Genomic research reveals a startling decline in the numbers of human ancestors

The basic formulation of our new inference method is presented. The image depicts a cliff panel, showing a human ancestral population banding together to survive an unknown danger in the dark during a severe ancient bottleneck. Credit: Shanghai Institute of Nutrition and Health, CAS

The new genomic model suggests there was a major bottleneck in the human ancestor population between 800,000 and 900,000 years ago, which is consistent with the age of the last common ancestor of Denisovans, Neanderthals, and modern Homo sapiens. More archaeological evidence is needed for validation.

Between 800,000 and 900,000 years ago, there was a major collapse in the population of our human ancestors, according to a new study. In the paper, Wangji He and his colleagues present a convincing genomic model, suggesting that only 1,280 individuals existed during the transition from the Early Pleistocene to the Middle Pleistocene. This population bottleneck lasted for approximately 117,000 years.

At the beginning of the bottleneck, the number of ancestors saw a staggering 98.7% decline. This decline is linked to climate change characterized by extended glaciers, lower marine surface temperatures, and the potential for prolonged droughts across Africa and Eurasia.

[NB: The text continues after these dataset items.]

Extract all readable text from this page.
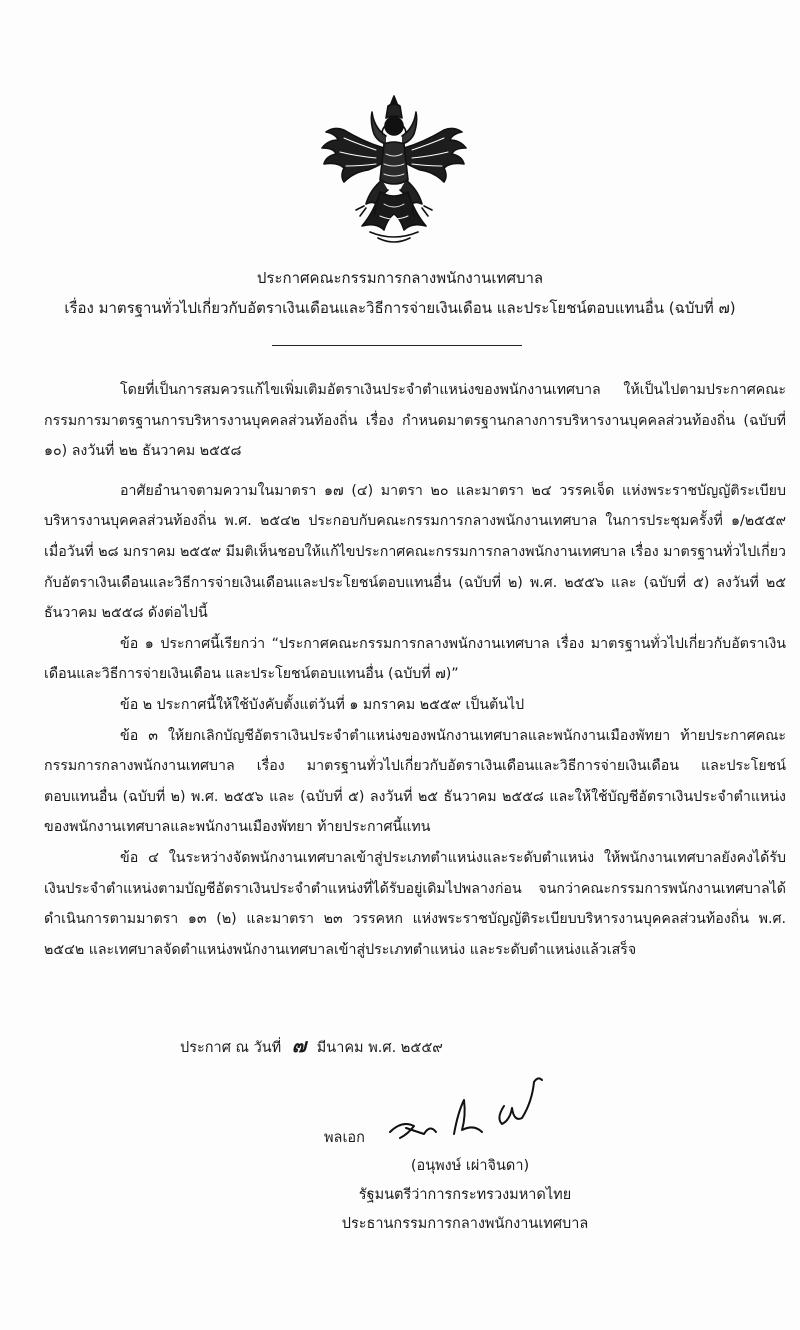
ประกาศคณะกรรมการกลางพนักงานเทศบาล
เรื่อง มาตรฐานทั่วไปเกี่ยวกับอัตราเงินเดือนและวิธีการจ่ายเงินเดือน และประโยชน์ตอบแทนอื่น (ฉบับที่ ๗)

โดยที่เป็นการสมควรแก้ไขเพิ่มเติมอัตราเงินประจำตำแหน่งของพนักงานเทศบาล ให้เป็นไปตามประกาศคณะกรรมการมาตรฐานการบริหารงานบุคคลส่วนท้องถิ่น เรื่อง กำหนดมาตรฐานกลางการบริหารงานบุคคลส่วนท้องถิ่น (ฉบับที่ ๑๐) ลงวันที่ ๒๒ ธันวาคม ๒๕๕๘

อาศัยอำนาจตามความในมาตรา ๑๗ (๔) มาตรา ๒๐ และมาตรา ๒๔ วรรคเจ็ด แห่งพระราชบัญญัติระเบียบบริหารงานบุคคลส่วนท้องถิ่น พ.ศ. ๒๕๔๒ ประกอบกับคณะกรรมการกลางพนักงานเทศบาล ในการประชุมครั้งที่ ๑/๒๕๕๙ เมื่อวันที่ ๒๘ มกราคม ๒๕๕๙ มีมติเห็นชอบให้แก้ไขประกาศคณะกรรมการกลางพนักงานเทศบาล เรื่อง มาตรฐานทั่วไปเกี่ยวกับอัตราเงินเดือนและวิธีการจ่ายเงินเดือนและประโยชน์ตอบแทนอื่น (ฉบับที่ ๒) พ.ศ. ๒๕๕๖ และ (ฉบับที่ ๕) ลงวันที่ ๒๕ ธันวาคม ๒๕๕๘ ดังต่อไปนี้

ข้อ ๑ ประกาศนี้เรียกว่า “ประกาศคณะกรรมการกลางพนักงานเทศบาล เรื่อง มาตรฐานทั่วไปเกี่ยวกับอัตราเงินเดือนและวิธีการจ่ายเงินเดือน และประโยชน์ตอบแทนอื่น (ฉบับที่ ๗)”

ข้อ ๒ ประกาศนี้ให้ใช้บังคับตั้งแต่วันที่ ๑ มกราคม ๒๕๕๙ เป็นต้นไป

ข้อ ๓ ให้ยกเลิกบัญชีอัตราเงินประจำตำแหน่งของพนักงานเทศบาลและพนักงานเมืองพัทยา ท้ายประกาศคณะกรรมการกลางพนักงานเทศบาล เรื่อง มาตรฐานทั่วไปเกี่ยวกับอัตราเงินเดือนและวิธีการจ่ายเงินเดือน และประโยชน์ตอบแทนอื่น (ฉบับที่ ๒) พ.ศ. ๒๕๕๖ และ (ฉบับที่ ๕) ลงวันที่ ๒๕ ธันวาคม ๒๕๕๘ และให้ใช้บัญชีอัตราเงินประจำตำแหน่งของพนักงานเทศบาลและพนักงานเมืองพัทยา ท้ายประกาศนี้แทน

ข้อ ๔ ในระหว่างจัดพนักงานเทศบาลเข้าสู่ประเภทตำแหน่งและระดับตำแหน่ง ให้พนักงานเทศบาลยังคงได้รับเงินประจำตำแหน่งตามบัญชีอัตราเงินประจำตำแหน่งที่ได้รับอยู่เดิมไปพลางก่อน จนกว่าคณะกรรมการพนักงานเทศบาลได้ดำเนินการตามมาตรา ๑๓ (๒) และมาตรา ๒๓ วรรคหก แห่งพระราชบัญญัติระเบียบบริหารงานบุคคลส่วนท้องถิ่น พ.ศ. ๒๕๔๒ และเทศบาลจัดตำแหน่งพนักงานเทศบาลเข้าสู่ประเภทตำแหน่ง และระดับตำแหน่งแล้วเสร็จ

ประกาศ ณ วันที่ ๗ มีนาคม พ.ศ. ๒๕๕๙
พลเอก
(อนุพงษ์ เผ่าจินดา)
รัฐมนตรีว่าการกระทรวงมหาดไทย
ประธานกรรมการกลางพนักงานเทศบาล
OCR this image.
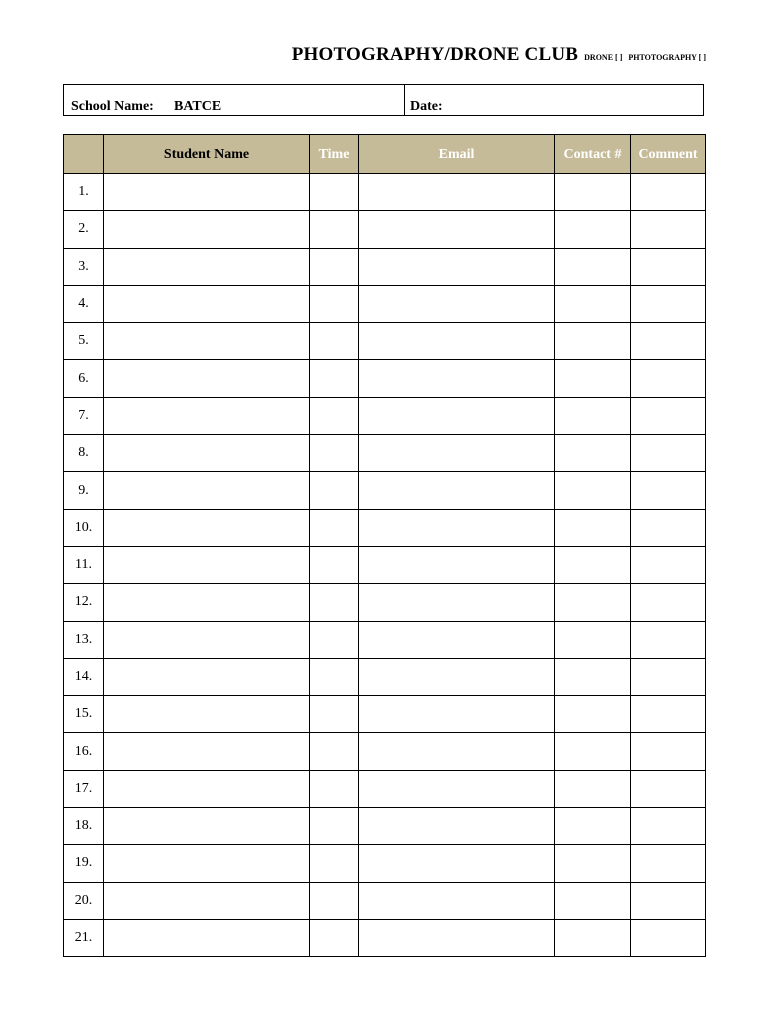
PHOTOGRAPHY/DRONE CLUB DRONE [ ] PHTOTOGRAPHY [ ]
School Name: BATCE	Date:
	Student Name	Time	Email	Contact #	Comment
1.					
2.					
3.					
4.					
5.					
6.					
7.					
8.					
9.					
10.					
11.					
12.					
13.					
14.					
15.					
16.					
17.					
18.					
19.					
20.					
21.					
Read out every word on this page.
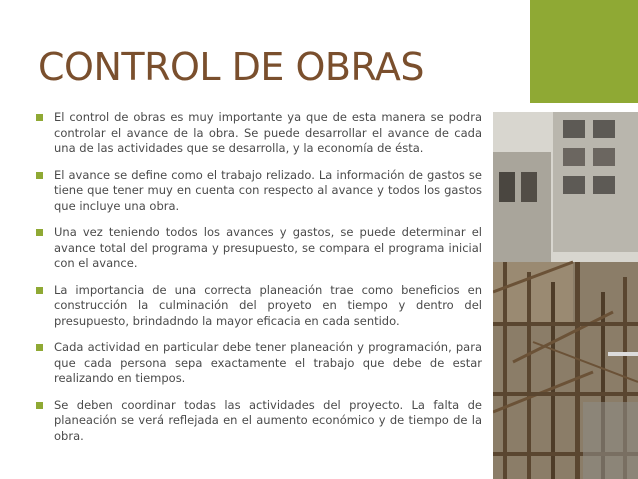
CONTROL DE OBRAS
El control de obras es muy importante ya que de esta manera se podra controlar el avance de la obra. Se puede desarrollar el avance de cada una de las actividades que se desarrolla, y la economía de ésta.
El avance se define como el trabajo relizado. La información de gastos se tiene que tener muy en cuenta con respecto al avance y todos los gastos que incluye una obra.
Una vez teniendo todos los avances y gastos, se puede determinar el avance total del programa y presupuesto, se compara el programa inicial con el avance.
La importancia de una correcta planeación trae como beneficios en construcción la culminación del proyeto en tiempo y dentro del presupuesto, brindadndo la mayor eficacia en cada sentido.
Cada actividad en particular debe tener planeación y programación, para que cada persona sepa exactamente el trabajo que debe de estar realizando en tiempos.
Se deben coordinar todas las actividades del proyecto. La falta de planeación se verá reflejada en el aumento económico y de tiempo de la obra.
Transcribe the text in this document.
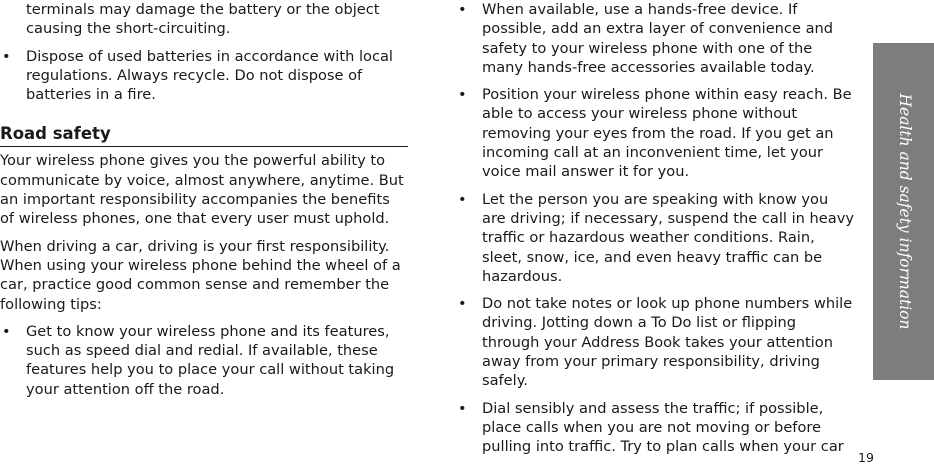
terminals may damage the battery or the object causing the short-circuiting.

• Dispose of used batteries in accordance with local regulations. Always recycle. Do not dispose of batteries in a fire.

Road safety

Your wireless phone gives you the powerful ability to communicate by voice, almost anywhere, anytime. But an important responsibility accompanies the benefits of wireless phones, one that every user must uphold.

When driving a car, driving is your first responsibility. When using your wireless phone behind the wheel of a car, practice good common sense and remember the following tips:

• Get to know your wireless phone and its features, such as speed dial and redial. If available, these features help you to place your call without taking your attention off the road.

• When available, use a hands-free device. If possible, add an extra layer of convenience and safety to your wireless phone with one of the many hands-free accessories available today.

• Position your wireless phone within easy reach. Be able to access your wireless phone without removing your eyes from the road. If you get an incoming call at an inconvenient time, let your voice mail answer it for you.

• Let the person you are speaking with know you are driving; if necessary, suspend the call in heavy traffic or hazardous weather conditions. Rain, sleet, snow, ice, and even heavy traffic can be hazardous.

• Do not take notes or look up phone numbers while driving. Jotting down a To Do list or flipping through your Address Book takes your attention away from your primary responsibility, driving safely.

• Dial sensibly and assess the traffic; if possible, place calls when you are not moving or before pulling into traffic. Try to plan calls when your car

Health and safety information
19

Introducing the alliance model

He and his team pioneered the cohesion model, a tool designed to explore variation between genetic lineages and estimate past population sizes. They used this model to study the genetic sequences of 3,154 individuals from 10 African and 40 non-African groups. Their analysis showed a clear bottleneck across African populations. However, the bottleneck evidence was more precise in the 40 non-African populations. He and his team report that “the ancient bottleneck has been found directly in all 10 African populations, but only a weak signal of such a presence has been detected in all 40 non-African populations.”

Relationship to the last common ancestor

This proposed bottleneck is consistent with the time period in which many experts believe the last common ancestor of Denisovans, Neanderthals, and modern humans A wise man Live. However, from a related perspective, Nick Ashton and Chris Stringer argue that the bottleneck theory should be tested against concrete archaeological and paleontological human evidence.

“If, as seems likely, humans were widely dispersing within and beyond Africa in the period between about 800 and 900 thousand years before present… whatever cause of the inferred bottleneck was limited in its effects to non-broader regions.”The wise one Population ratios, or any effects were short-lived,” perspectiveH The authors add.

For more information about this research, see Detecting a near-extinction event for humanity.

References:

“Genomic inference of the severe human bottleneck during the early to middle Pleistocene transition” by Wangji Hu, Ziqian Hao, Pingyuan Du, Fabio Di Vincenzo, Giorgio Manzi, Jialong Cui, Yun-Xin Fu, Yi-Hsuan Pan and Haiping Li, 31 August 2023, Sciences.
doi: 10.1126/science.abq7487

“Did Our Ancestors Almost Die Out?” Genetic analyzes suggest ancient population collapse occurred 900,000 years ago” By Nick Ashton and Chris Stringer, August 31, 2023, Sciences.